Scheint nicht dierekt ein Logger zu sein, da der Link aber nach Upload.to führt kann man nie wissen was man da wirklich lädt. Es könnte sein, dass es wirklich eine Erweiterung für Atlas Loot ist und im Hintergrund saugt man dann einen Keylogger gleich mit...
Von unoffiziellen Seiten etwas runter zu laden ist immer ein Risiko.


----------



## Sinthorix (7. August 2009)

im wow forum hat der nen acc, laut den Leuten da scheints zu funktionieren..

ich guck ma


----------



## Naho (7. August 2009)

Annovella schrieb:


> Ladet es nicht runter!!!!!!!!!!!!!!!!
> 
> Beiträge: 1
> Und welcher Typ macht sich die Arbeit um in ein kleines Forum einen DL Link einer File anzubieten, die nicht von offizieller Seite, sondern von Drittanbieterseite ist!?
> ...


Er oder Sie hat sich schon 2007 angemeldet


----------



## Stevesteel (7. August 2009)

super 


			Dieser Inhalt steht nur eingeloggten Mitgliedern zur Verfügung.


----------



## j4ckass (7. August 2009)

Ich muss sagen wenn das ein Phishingversuch ist, ist er wirklich sehr authentisch. 

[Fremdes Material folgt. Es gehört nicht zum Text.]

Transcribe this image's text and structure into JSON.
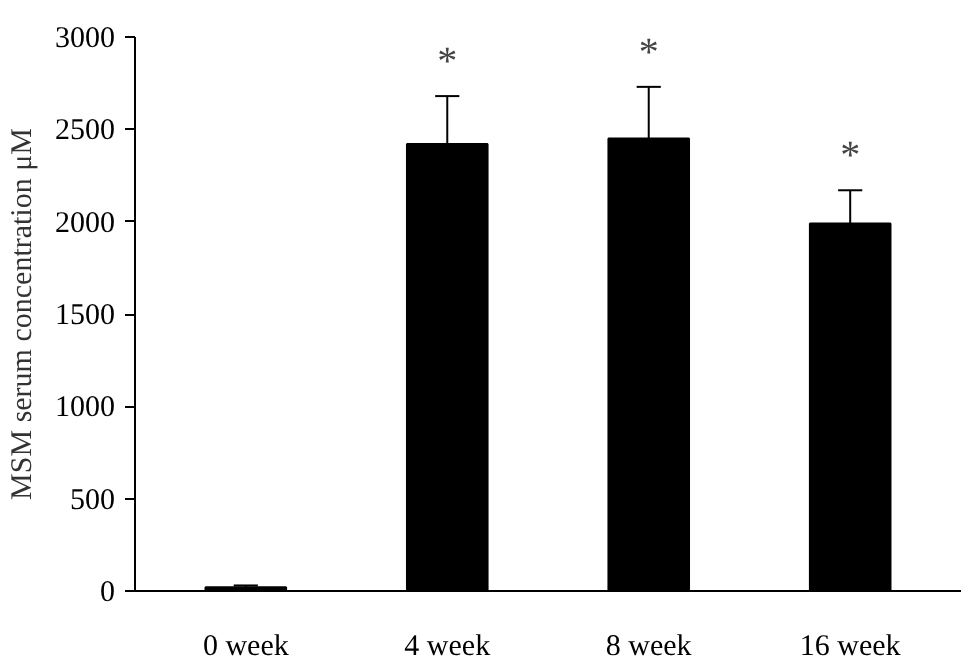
{
  "chart_data": {
    "type": "bar",
    "ylabel": "MSM serum concentration μM",
    "categories": [
      "0 week",
      "4 week",
      "8 week",
      "16 week"
    ],
    "values": [
      20,
      2420,
      2450,
      1990
    ],
    "color": "#000000",
    "errors": [
      10,
      260,
      280,
      180
    ],
    "ylim": [
      0,
      3000
    ],
    "yticks": [
      0,
      500,
      1000,
      1500,
      2000,
      2500,
      3000
    ],
    "grid": false,
    "annotations": [
      "*",
      "*",
      "*"
    ]
  }
}
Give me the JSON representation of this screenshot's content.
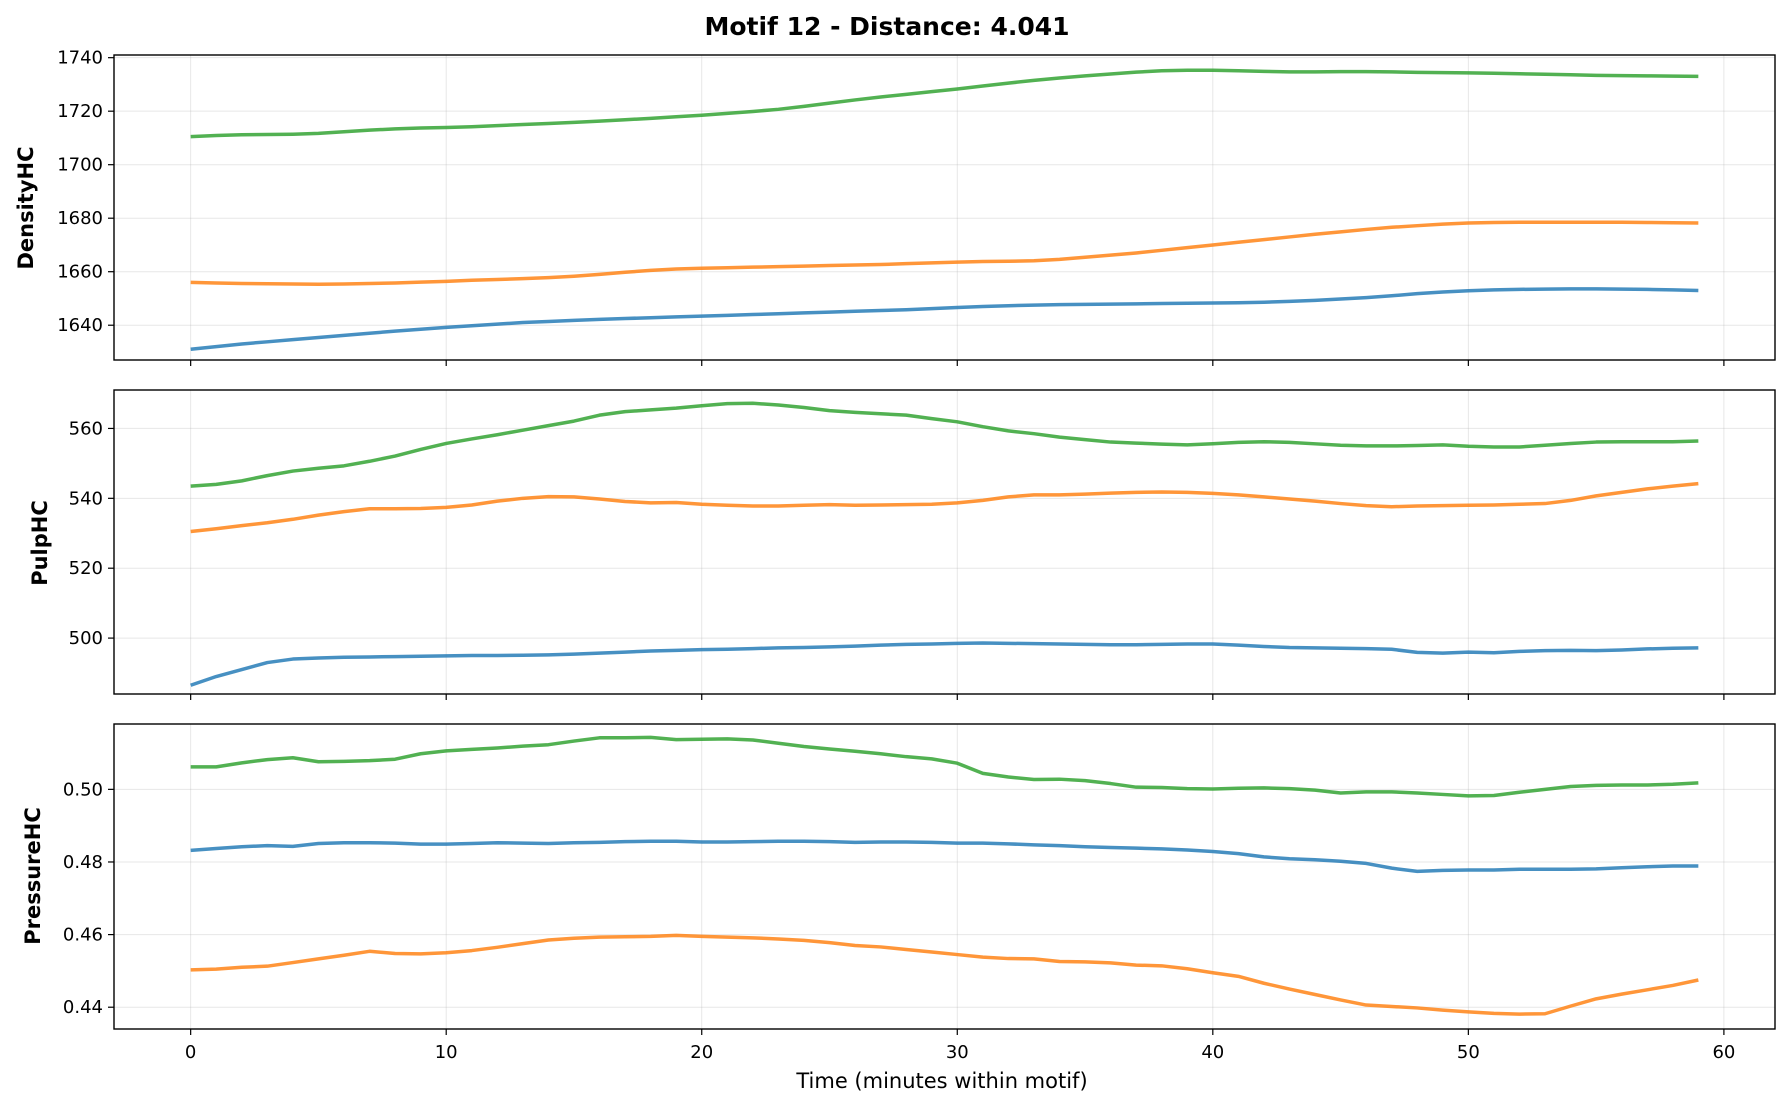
{
  "chart_data": {
    "type": "line",
    "title": "Motif 12 - Distance: 4.041",
    "xlabel": "Time (minutes within motif)",
    "xlim": [
      -3,
      62
    ],
    "xticks": [
      0,
      10,
      20,
      30,
      40,
      50,
      60
    ],
    "grid": true,
    "colors": [
      "#1f77b4",
      "#ff7f0e",
      "#2ca02c"
    ],
    "x": [
      0,
      1,
      2,
      3,
      4,
      5,
      6,
      7,
      8,
      9,
      10,
      11,
      12,
      13,
      14,
      15,
      16,
      17,
      18,
      19,
      20,
      21,
      22,
      23,
      24,
      25,
      26,
      27,
      28,
      29,
      30,
      31,
      32,
      33,
      34,
      35,
      36,
      37,
      38,
      39,
      40,
      41,
      42,
      43,
      44,
      45,
      46,
      47,
      48,
      49,
      50,
      51,
      52,
      53,
      54,
      55,
      56,
      57,
      58,
      59
    ],
    "panels": [
      {
        "ylabel": "DensityHC",
        "ylim": [
          1627,
          1741
        ],
        "yticks": [
          1640,
          1660,
          1680,
          1700,
          1720,
          1740
        ],
        "series": [
          {
            "values": [
              1631,
              1632,
              1633,
              1633.8,
              1634.6,
              1635.4,
              1636.2,
              1637,
              1637.8,
              1638.5,
              1639.2,
              1639.8,
              1640.4,
              1641,
              1641.4,
              1641.8,
              1642.2,
              1642.5,
              1642.8,
              1643.1,
              1643.4,
              1643.7,
              1644,
              1644.3,
              1644.6,
              1644.9,
              1645.2,
              1645.5,
              1645.8,
              1646.2,
              1646.6,
              1647,
              1647.3,
              1647.5,
              1647.7,
              1647.8,
              1647.9,
              1648,
              1648.1,
              1648.2,
              1648.3,
              1648.4,
              1648.6,
              1648.9,
              1649.3,
              1649.8,
              1650.3,
              1651,
              1651.8,
              1652.4,
              1652.9,
              1653.2,
              1653.4,
              1653.5,
              1653.6,
              1653.6,
              1653.5,
              1653.4,
              1653.2,
              1653
            ]
          },
          {
            "values": [
              1656,
              1655.8,
              1655.6,
              1655.5,
              1655.4,
              1655.3,
              1655.4,
              1655.6,
              1655.8,
              1656.1,
              1656.4,
              1656.8,
              1657.1,
              1657.4,
              1657.8,
              1658.3,
              1659,
              1659.8,
              1660.5,
              1661,
              1661.3,
              1661.5,
              1661.7,
              1661.9,
              1662.1,
              1662.3,
              1662.5,
              1662.7,
              1663,
              1663.3,
              1663.6,
              1663.8,
              1663.9,
              1664.1,
              1664.6,
              1665.4,
              1666.2,
              1667,
              1668,
              1669,
              1670,
              1671,
              1672,
              1673,
              1674,
              1674.9,
              1675.8,
              1676.6,
              1677.2,
              1677.8,
              1678.2,
              1678.4,
              1678.5,
              1678.5,
              1678.5,
              1678.5,
              1678.5,
              1678.4,
              1678.3,
              1678.2
            ]
          },
          {
            "values": [
              1710.5,
              1710.9,
              1711.2,
              1711.3,
              1711.4,
              1711.7,
              1712.3,
              1712.9,
              1713.4,
              1713.7,
              1713.9,
              1714.2,
              1714.6,
              1715,
              1715.4,
              1715.8,
              1716.3,
              1716.8,
              1717.3,
              1717.9,
              1718.5,
              1719.2,
              1719.9,
              1720.7,
              1721.8,
              1723,
              1724.2,
              1725.3,
              1726.3,
              1727.3,
              1728.3,
              1729.4,
              1730.5,
              1731.5,
              1732.4,
              1733.2,
              1733.9,
              1734.6,
              1735.1,
              1735.3,
              1735.3,
              1735.1,
              1734.9,
              1734.7,
              1734.7,
              1734.8,
              1734.8,
              1734.7,
              1734.5,
              1734.4,
              1734.3,
              1734.2,
              1734,
              1733.8,
              1733.6,
              1733.4,
              1733.3,
              1733.2,
              1733.1,
              1733
            ]
          }
        ]
      },
      {
        "ylabel": "PulpHC",
        "ylim": [
          484,
          571
        ],
        "yticks": [
          500,
          520,
          540,
          560
        ],
        "series": [
          {
            "values": [
              486.5,
              489,
              491,
              493,
              494,
              494.3,
              494.5,
              494.6,
              494.7,
              494.8,
              494.9,
              495,
              495,
              495.1,
              495.2,
              495.4,
              495.7,
              496,
              496.3,
              496.5,
              496.7,
              496.8,
              497,
              497.2,
              497.3,
              497.5,
              497.7,
              498,
              498.2,
              498.3,
              498.5,
              498.6,
              498.5,
              498.4,
              498.3,
              498.2,
              498.1,
              498.1,
              498.2,
              498.3,
              498.3,
              498,
              497.6,
              497.3,
              497.2,
              497.1,
              497,
              496.8,
              495.9,
              495.7,
              496,
              495.8,
              496.2,
              496.4,
              496.5,
              496.4,
              496.6,
              496.9,
              497.1,
              497.2
            ]
          },
          {
            "values": [
              530.5,
              531.3,
              532.2,
              533,
              534,
              535.2,
              536.2,
              537,
              537,
              537.1,
              537.4,
              538.1,
              539.2,
              540,
              540.5,
              540.4,
              539.8,
              539.1,
              538.7,
              538.8,
              538.3,
              538,
              537.8,
              537.8,
              538,
              538.2,
              538,
              538.1,
              538.2,
              538.3,
              538.7,
              539.4,
              540.4,
              541,
              541,
              541.2,
              541.5,
              541.7,
              541.8,
              541.7,
              541.4,
              541,
              540.4,
              539.8,
              539.2,
              538.5,
              537.9,
              537.6,
              537.8,
              537.9,
              538,
              538.1,
              538.3,
              538.5,
              539.4,
              540.7,
              541.7,
              542.7,
              543.5,
              544.2
            ]
          },
          {
            "values": [
              543.5,
              544,
              545,
              546.5,
              547.8,
              548.6,
              549.3,
              550.6,
              552.1,
              554,
              555.7,
              557,
              558.2,
              559.5,
              560.8,
              562.1,
              563.8,
              564.8,
              565.3,
              565.8,
              566.5,
              567.1,
              567.2,
              566.7,
              566,
              565.1,
              564.6,
              564.2,
              563.8,
              562.8,
              561.9,
              560.5,
              559.3,
              558.5,
              557.5,
              556.8,
              556.1,
              555.8,
              555.5,
              555.3,
              555.6,
              556,
              556.2,
              556,
              555.6,
              555.2,
              555,
              555,
              555.1,
              555.3,
              554.9,
              554.7,
              554.7,
              555.2,
              555.7,
              556.1,
              556.2,
              556.2,
              556.2,
              556.4
            ]
          }
        ]
      },
      {
        "ylabel": "PressureHC",
        "ylim": [
          0.434,
          0.518
        ],
        "yticks": [
          0.44,
          0.46,
          0.48,
          0.5
        ],
        "series": [
          {
            "values": [
              0.4832,
              0.4837,
              0.4842,
              0.4845,
              0.4843,
              0.4851,
              0.4853,
              0.4853,
              0.4852,
              0.4849,
              0.4849,
              0.4851,
              0.4853,
              0.4852,
              0.4851,
              0.4853,
              0.4854,
              0.4856,
              0.4857,
              0.4857,
              0.4855,
              0.4855,
              0.4856,
              0.4857,
              0.4857,
              0.4856,
              0.4854,
              0.4855,
              0.4855,
              0.4854,
              0.4852,
              0.4852,
              0.485,
              0.4847,
              0.4845,
              0.4842,
              0.484,
              0.4838,
              0.4836,
              0.4833,
              0.4829,
              0.4823,
              0.4814,
              0.4809,
              0.4806,
              0.4802,
              0.4796,
              0.4783,
              0.4774,
              0.4777,
              0.4778,
              0.4778,
              0.478,
              0.478,
              0.478,
              0.4781,
              0.4784,
              0.4787,
              0.4789,
              0.4789
            ]
          },
          {
            "values": [
              0.4503,
              0.4505,
              0.451,
              0.4513,
              0.4523,
              0.4533,
              0.4543,
              0.4554,
              0.4548,
              0.4547,
              0.455,
              0.4556,
              0.4565,
              0.4575,
              0.4585,
              0.459,
              0.4593,
              0.4594,
              0.4595,
              0.4598,
              0.4595,
              0.4593,
              0.4591,
              0.4588,
              0.4584,
              0.4578,
              0.457,
              0.4566,
              0.4559,
              0.4552,
              0.4545,
              0.4538,
              0.4534,
              0.4533,
              0.4526,
              0.4525,
              0.4522,
              0.4516,
              0.4514,
              0.4506,
              0.4495,
              0.4485,
              0.4466,
              0.445,
              0.4435,
              0.442,
              0.4406,
              0.4402,
              0.4398,
              0.4392,
              0.4387,
              0.4383,
              0.4381,
              0.4382,
              0.4403,
              0.4423,
              0.4436,
              0.4448,
              0.446,
              0.4475
            ]
          },
          {
            "values": [
              0.5062,
              0.5062,
              0.5073,
              0.5082,
              0.5087,
              0.5076,
              0.5077,
              0.5079,
              0.5083,
              0.5098,
              0.5106,
              0.511,
              0.5114,
              0.5119,
              0.5123,
              0.5133,
              0.5142,
              0.5142,
              0.5143,
              0.5137,
              0.5138,
              0.5139,
              0.5136,
              0.5127,
              0.5118,
              0.5111,
              0.5105,
              0.5098,
              0.509,
              0.5084,
              0.5072,
              0.5044,
              0.5034,
              0.5027,
              0.5028,
              0.5024,
              0.5016,
              0.5006,
              0.5005,
              0.5002,
              0.5001,
              0.5003,
              0.5004,
              0.5002,
              0.4998,
              0.499,
              0.4993,
              0.4993,
              0.499,
              0.4986,
              0.4982,
              0.4983,
              0.4992,
              0.5,
              0.5008,
              0.5011,
              0.5012,
              0.5012,
              0.5014,
              0.5018
            ]
          }
        ]
      }
    ]
  }
}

Aber ich würde noch warten mit dem Download bis wer bestätigt hat das er in Ordnung ist.


----------



## Naho (7. August 2009)

j4ckass schrieb:


> Aber ich muss sagen das is der bemühteste Phishingversuch den ich in letzte Zeit gesehn habe.
> Wirklich sehr authentisch.
> 
> Aber: *NICHT DOWNLOADEN* is ein Fake.


Warst du schonmal im Wow-forum, also den Link den er unten geposet hat?


----------



## Darutarn (7. August 2009)

Meine fresse wie kann man so viel angst vor einem link haben >.<
Ich versteh das echt nicht..datei runterladen und gucken ?
Habt ihr kein Antiviren Programm & gesunden menschenverstand?
Oh man...
Aber nettes Update 


			Dieser Inhalt steht nur eingeloggten Mitgliedern zur Verfügung.


----------



## Zalandar (7. August 2009)

Ich bin erst ein mal ganz am Anfang in Buffed auf sowas reingefallen!!
Und ein zweites mal will ich nicht riskieren  


			Dieser Inhalt steht nur eingeloggten Mitgliedern zur Verfügung.


----------



## Kyanora (7. August 2009)

Sorry aber solange du das Archiv nicht runterlädst und installierst kann da rein gar nichts passieren... 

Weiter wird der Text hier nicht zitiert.